Hendra Setiawan / Mohammad Ahsan also won the BWF World Championships title in 2013, 2015 and 2019. They also won the famous All England Open title in 2014 and 2019, and won a gold medal at the 2014 Asian Games. His most recent protégés are Marcus Fernaldi Gideon and Kevin Sanjaya Sukamuljo the current worlds number one pair who won the All England Open title two years in a row in 2017 & 2018 and also a gold medal at the 2018 Asian Games. As men's doubles head coach of PBSI Herry now slowly transfers his men's doubles coaching duties at different selected tournaments to assistant coach Aryono Miranat with whom he works intensively together. At the end of 2018 veteran coach Herry Iman Pierngadi received the Indonesian Sports Award as "Coach of the Year".
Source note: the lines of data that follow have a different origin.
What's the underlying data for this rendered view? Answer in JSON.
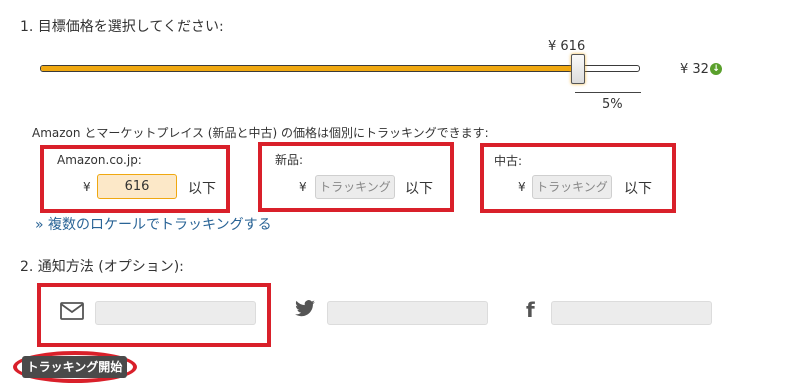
{
  "step1": {
    "title": "1. 目標価格を選択してください:",
    "slider": {
      "value_label": "¥ 616",
      "level_fraction": 0.895,
      "low_price": "¥ 32",
      "percent": "5%"
    },
    "tracking_info": "Amazon とマーケットプレイス (新品と中古) の価格は個別にトラッキングできます:",
    "amazon": {
      "label": "Amazon.co.jp:",
      "currency": "¥",
      "value": "616",
      "suffix": "以下"
    },
    "new": {
      "label": "新品:",
      "currency": "¥",
      "placeholder": "トラッキング",
      "suffix": "以下"
    },
    "used": {
      "label": "中古:",
      "currency": "¥",
      "placeholder": "トラッキング",
      "suffix": "以下"
    },
    "locale_link": "» 複数のロケールでトラッキングする"
  },
  "step2": {
    "title": "2. 通知方法 (オプション):",
    "icons": [
      "mail-icon",
      "twitter-icon",
      "facebook-icon"
    ]
  },
  "start_button": "トラッキング開始",
  "colors": {
    "accent": "#f0a810",
    "highlight_red": "#d9202a",
    "link": "#2a6496",
    "drop_green": "#5aa02c"
  }
}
== Awards and nominations ==

| Award | Year | Category | Result | Ref. |
|---|---|---|---|---|
| Indonesian Sport Awards | 2018 | Coach of the Year | Won |  |
| Santini JebreeetMedia Awards | 2023 | Favorite Coach | Nominated |  |

==Personal life==
Herry does not have the experience as a former top badminton player. He has his trainers' license and has a diploma of education at IKIP Jakarta, now Jakarta State University (UNJ). His wife is Loa Kim Fun and they have three children: Stevanus Iman Pierngadi, Cintia Maria, and Karen Aprilia.